In many situations where people or organizations are trying to move projects forward, the mindset is to do something on the project every day, even if the task is small or inconsequential. This mindset is based on the philosophy that slow and steady progress will eventually result in completed projects. Not all goals and objectives are equally important, so this type of mentality can negatively impact the progress of businesses towards strategic goals. Often, time is an important factor, and certain things must be completed by a specific date, while other things can be put off if needed.
From a strategic perspective, a business identifies those goals, objectives or targets that are critical to its operations or to obtaining its most important results. The strategic imperative designation moves a target, goal or objective to the top of the staff's to-do list. It is the way a business tells its employees to do first things first. Without this process of prioritizing, employees may impose their own paradigm on the task list, sometimes resulting in trivial or inconsequential tasks being prioritized over tasks that will affect the bottom line.
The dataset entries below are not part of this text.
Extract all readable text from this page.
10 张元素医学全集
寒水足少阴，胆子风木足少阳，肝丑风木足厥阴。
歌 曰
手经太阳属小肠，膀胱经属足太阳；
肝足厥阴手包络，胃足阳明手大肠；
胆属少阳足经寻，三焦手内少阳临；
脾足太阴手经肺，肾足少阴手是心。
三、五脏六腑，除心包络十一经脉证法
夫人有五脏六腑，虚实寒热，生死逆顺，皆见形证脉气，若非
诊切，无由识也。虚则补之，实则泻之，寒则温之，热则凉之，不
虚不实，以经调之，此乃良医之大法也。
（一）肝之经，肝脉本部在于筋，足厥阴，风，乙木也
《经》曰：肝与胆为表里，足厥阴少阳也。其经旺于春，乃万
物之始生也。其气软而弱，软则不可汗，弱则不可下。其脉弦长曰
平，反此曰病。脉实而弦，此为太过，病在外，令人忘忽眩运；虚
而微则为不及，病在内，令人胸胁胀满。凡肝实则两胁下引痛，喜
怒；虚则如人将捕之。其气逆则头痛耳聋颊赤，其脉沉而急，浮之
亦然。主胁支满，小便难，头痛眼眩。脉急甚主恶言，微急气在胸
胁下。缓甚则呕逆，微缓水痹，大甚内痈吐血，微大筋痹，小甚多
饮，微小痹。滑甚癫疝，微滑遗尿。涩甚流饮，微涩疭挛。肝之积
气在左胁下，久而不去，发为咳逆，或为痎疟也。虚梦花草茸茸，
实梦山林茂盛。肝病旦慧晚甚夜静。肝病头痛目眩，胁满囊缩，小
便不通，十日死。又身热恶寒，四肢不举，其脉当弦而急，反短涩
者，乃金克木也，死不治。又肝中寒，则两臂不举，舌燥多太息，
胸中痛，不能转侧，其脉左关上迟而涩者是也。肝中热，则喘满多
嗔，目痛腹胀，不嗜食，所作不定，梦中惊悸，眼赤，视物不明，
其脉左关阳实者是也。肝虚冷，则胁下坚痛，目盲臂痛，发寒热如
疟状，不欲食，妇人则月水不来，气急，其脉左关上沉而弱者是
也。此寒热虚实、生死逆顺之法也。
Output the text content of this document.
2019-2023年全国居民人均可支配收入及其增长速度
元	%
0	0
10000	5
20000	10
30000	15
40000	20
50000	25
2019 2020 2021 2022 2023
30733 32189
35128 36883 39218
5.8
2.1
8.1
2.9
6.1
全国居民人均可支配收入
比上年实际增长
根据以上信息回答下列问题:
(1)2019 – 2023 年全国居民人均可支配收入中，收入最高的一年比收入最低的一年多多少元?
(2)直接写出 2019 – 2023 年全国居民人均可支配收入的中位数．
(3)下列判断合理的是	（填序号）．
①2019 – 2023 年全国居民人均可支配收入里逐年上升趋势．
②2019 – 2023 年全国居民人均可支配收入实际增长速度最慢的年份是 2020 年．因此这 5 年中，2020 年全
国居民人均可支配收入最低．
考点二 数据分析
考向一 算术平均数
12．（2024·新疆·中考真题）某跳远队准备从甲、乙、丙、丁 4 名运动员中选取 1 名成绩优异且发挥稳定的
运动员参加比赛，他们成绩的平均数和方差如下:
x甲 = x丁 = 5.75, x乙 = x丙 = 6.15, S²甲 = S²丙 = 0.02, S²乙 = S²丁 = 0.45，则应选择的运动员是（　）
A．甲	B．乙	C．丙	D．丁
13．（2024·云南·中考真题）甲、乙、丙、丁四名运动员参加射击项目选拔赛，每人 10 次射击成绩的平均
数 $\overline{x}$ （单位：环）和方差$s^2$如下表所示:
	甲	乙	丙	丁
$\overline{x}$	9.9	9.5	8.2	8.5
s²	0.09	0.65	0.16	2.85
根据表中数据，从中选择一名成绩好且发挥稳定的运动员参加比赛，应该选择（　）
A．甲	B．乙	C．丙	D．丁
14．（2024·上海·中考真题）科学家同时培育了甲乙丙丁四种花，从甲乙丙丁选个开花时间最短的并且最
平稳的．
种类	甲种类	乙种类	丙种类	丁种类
Businesses can have a single strategic imperative or multiple imperatives that relate to different departments. For example, the company as a whole can have one strategic imperative, while the marketing department operates under its own imperative that supports the company-wide imperative. Functionally, every employee should be able to identify the company's strategic imperative for the designation to work as a mandate.
Management consultants can help businesses identify and refine a strategic imperative. One of the most problematic management issues for businesses is operating without a clear focus and with everyone working under the same list of priorities. Consultants can walk executives through a series of exercises to map out core operations and match them to critical current and potential sources of income. They can also help staff stay on track once imperatives have been identified.
I think that each individual worker at a company can have his own version of a strategic imperative. While it has to play into the grand scheme of things, it can be his own personal way of going about the task.
With me, it was always putting certain things first, no matter how much else I had to do. I made myself cling to this method, and I was much more productive because of this.
I worked in advertising, and our department had a strategic imperative that was related to the goal of the whole company. However, we had our own specific ways of going about achieving our goal.
The managers from each department met to discuss the strategic imperative of the company, and then each manager was given control over determining a subset of that imperative and how to go about it. So, though our methods differed, the goal was the same.
Working together yet separately, we achieved our goal in just one month. I think that is something to be proud of, and it shows how well setting strategic imperatives works.